Cette approche se retrouve aussi chez les éditeurs de solutions de supervision « agnostiques » comme Codra. « Nos clients intégrateurs utilisent la plateforme de supervision Panorama pour piloter un ou plusieurs lots de bâtiments (GTE/DI/CVC), mais aussi pour réaliser des applications plus complètes (GTB/GTC) au service des usagers. Pour les projets multisites, la scalabilité de la plateforme permet de réaliser des applications d’hypervision. Dans tous les cas, la connectivité est un enjeu important et il est possible de réaliser dans une même application une acquisition de données hétérogènes. Elle peut provenir d’automates, d’objets connectés (IoT) ou de systèmes de télégestion. Notre plateforme agit comme un véritable catalyseur pour le Bâtiment Intelligent », détaille Loïc Drugeault, responsable marketing de l’éditeur Codra.
Avec l’augmentation massive de la volumétrie des données, il est important de disposer d’un outil efficace, capable de gérer cette masse de données et d’en exploiter l’information.
Fini le synoptique multicolore d’il y a quelques années, avec toutes les informations qui clignotent. Avec cette augmentation très importante de données, ce n’est plus possible. Le design d’application pour améliorer l’expérience utilisateur prend maintenant tout son sens. Il faut aujourd’hui savoir comment présenter la bonne donnée, au bon moment, de façon simple pour que l’utilisateur, qu’il soit rondier sur son mobile, mainteneur ou encore responsable sécurité incendie, puisse avoir une réaction rapide et adéquate. Ajoutons aussi qu’il fait sens d’avoir dans un même outil des données par exemple issues du contrôle d’accès, de la sécurité incendie ou de la vidéosurveillance. « En cas d’accès non identifié, il est ainsi possible de coupler les systèmes avec la supervision pour effectuer par exemple une levée de doutes », illustre Loïc Drugeault.

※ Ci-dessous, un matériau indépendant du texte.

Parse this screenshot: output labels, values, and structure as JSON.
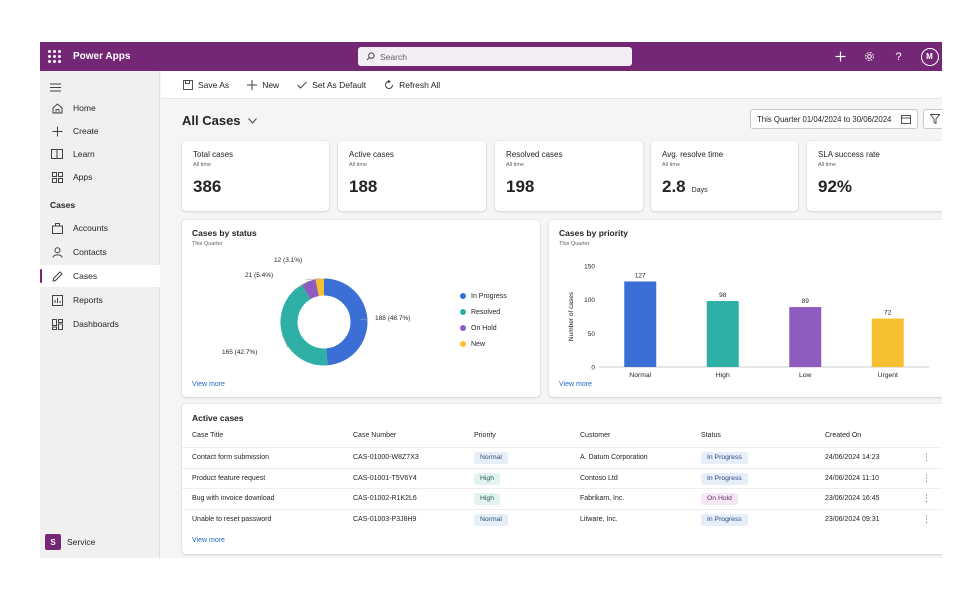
{
  "topbar": {
    "app_name": "Power Apps",
    "search_placeholder": "Search",
    "avatar_initial": "M"
  },
  "sidebar": {
    "items_top": [
      {
        "label": "Home",
        "icon": "home-icon",
        "active": false
      },
      {
        "label": "Create",
        "icon": "plus-icon",
        "active": false
      },
      {
        "label": "Learn",
        "icon": "book-icon",
        "active": false
      },
      {
        "label": "Apps",
        "icon": "apps-icon",
        "active": false
      }
    ],
    "section_label": "Cases",
    "items_section": [
      {
        "label": "Accounts",
        "icon": "briefcase-icon",
        "active": false
      },
      {
        "label": "Contacts",
        "icon": "person-icon",
        "active": false
      },
      {
        "label": "Cases",
        "icon": "pen-icon",
        "active": true
      },
      {
        "label": "Reports",
        "icon": "report-icon",
        "active": false
      },
      {
        "label": "Dashboards",
        "icon": "dashboard-icon",
        "active": false
      }
    ],
    "area": {
      "initial": "S",
      "label": "Service"
    }
  },
  "commandbar": {
    "save_as": "Save As",
    "new": "New",
    "set_default": "Set As Default",
    "refresh_all": "Refresh All"
  },
  "page": {
    "title": "All Cases",
    "date_range": "This Quarter 01/04/2024 to 30/06/2024"
  },
  "kpis": [
    {
      "label": "Total cases",
      "sub": "All time",
      "value": "386",
      "unit": ""
    },
    {
      "label": "Active cases",
      "sub": "All time",
      "value": "188",
      "unit": ""
    },
    {
      "label": "Resolved cases",
      "sub": "All time",
      "value": "198",
      "unit": ""
    },
    {
      "label": "Avg. resolve time",
      "sub": "All time",
      "value": "2.8",
      "unit": "Days"
    },
    {
      "label": "SLA success rate",
      "sub": "All time",
      "value": "92%",
      "unit": ""
    }
  ],
  "status_chart": {
    "title": "Cases by status",
    "subtitle": "This Quarter",
    "view_more": "View more",
    "chart_data": {
      "type": "pie",
      "title": "Cases by status",
      "subtitle": "This Quarter",
      "legend_position": "right",
      "slices": [
        {
          "name": "In Progress",
          "value": 188,
          "label": "188 (48.7%)",
          "color": "#3b6fd6"
        },
        {
          "name": "Resolved",
          "value": 165,
          "label": "165 (42.7%)",
          "color": "#2fb0a6"
        },
        {
          "name": "On Hold",
          "value": 21,
          "label": "21 (5.4%)",
          "color": "#8e5cbf"
        },
        {
          "name": "New",
          "value": 12,
          "label": "12 (3.1%)",
          "color": "#f6c130"
        }
      ]
    }
  },
  "priority_chart": {
    "title": "Cases by priority",
    "subtitle": "This Quarter",
    "view_more": "View more",
    "chart_data": {
      "type": "bar",
      "title": "Cases by priority",
      "subtitle": "This Quarter",
      "categories": [
        "Normal",
        "High",
        "Low",
        "Urgent"
      ],
      "values": [
        127,
        98,
        89,
        72
      ],
      "colors": [
        "#3b6fd6",
        "#2fb0a6",
        "#8e5cbf",
        "#f6c130"
      ],
      "ylabel": "Number of cases",
      "xlabel": "",
      "ylim": [
        0,
        150
      ],
      "yticks": [
        0,
        50,
        100,
        150
      ],
      "grid": false
    }
  },
  "active_cases": {
    "title": "Active cases",
    "view_more": "View more",
    "columns": [
      "Case Title",
      "Case Number",
      "Priority",
      "Customer",
      "Status",
      "Created On"
    ],
    "rows": [
      {
        "title": "Contact form submission",
        "number": "CAS-01000-W8Z7X3",
        "priority": "Normal",
        "customer": "A. Datum Corporation",
        "status": "In Progress",
        "created": "24/06/2024 14:23"
      },
      {
        "title": "Product feature request",
        "number": "CAS-01001-T5V6Y4",
        "priority": "High",
        "customer": "Contoso Ltd",
        "status": "In Progress",
        "created": "24/06/2024 11:10"
      },
      {
        "title": "Bug with invoice download",
        "number": "CAS-01002-R1K2L6",
        "priority": "High",
        "customer": "Fabrikam, Inc.",
        "status": "On Hold",
        "created": "23/06/2024 16:45"
      },
      {
        "title": "Unable to reset password",
        "number": "CAS-01003-P3J8H9",
        "priority": "Normal",
        "customer": "Litware, Inc.",
        "status": "In Progress",
        "created": "23/06/2024 09:31"
      }
    ]
  }
}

En parallèle, « nos clients intégrateurs, grâce à leur projet, nous ont permis de faire évoluer nos solutions en simplifiant au maximum le travail de paramétrage ou accéder à une TMA évolutive simple de l’application ».
La puissance informatique et la démultiplication des données ont changé la donne. La colonne vertébrale que constitue la supervision permet de s’appuyer sur une solution éprouvée tout en permettant une exploitation fiable et efficiente du bâtiment, mais aussi des interactions avec son environnement proche. Aujourd’hui son quartier, et demain la ville.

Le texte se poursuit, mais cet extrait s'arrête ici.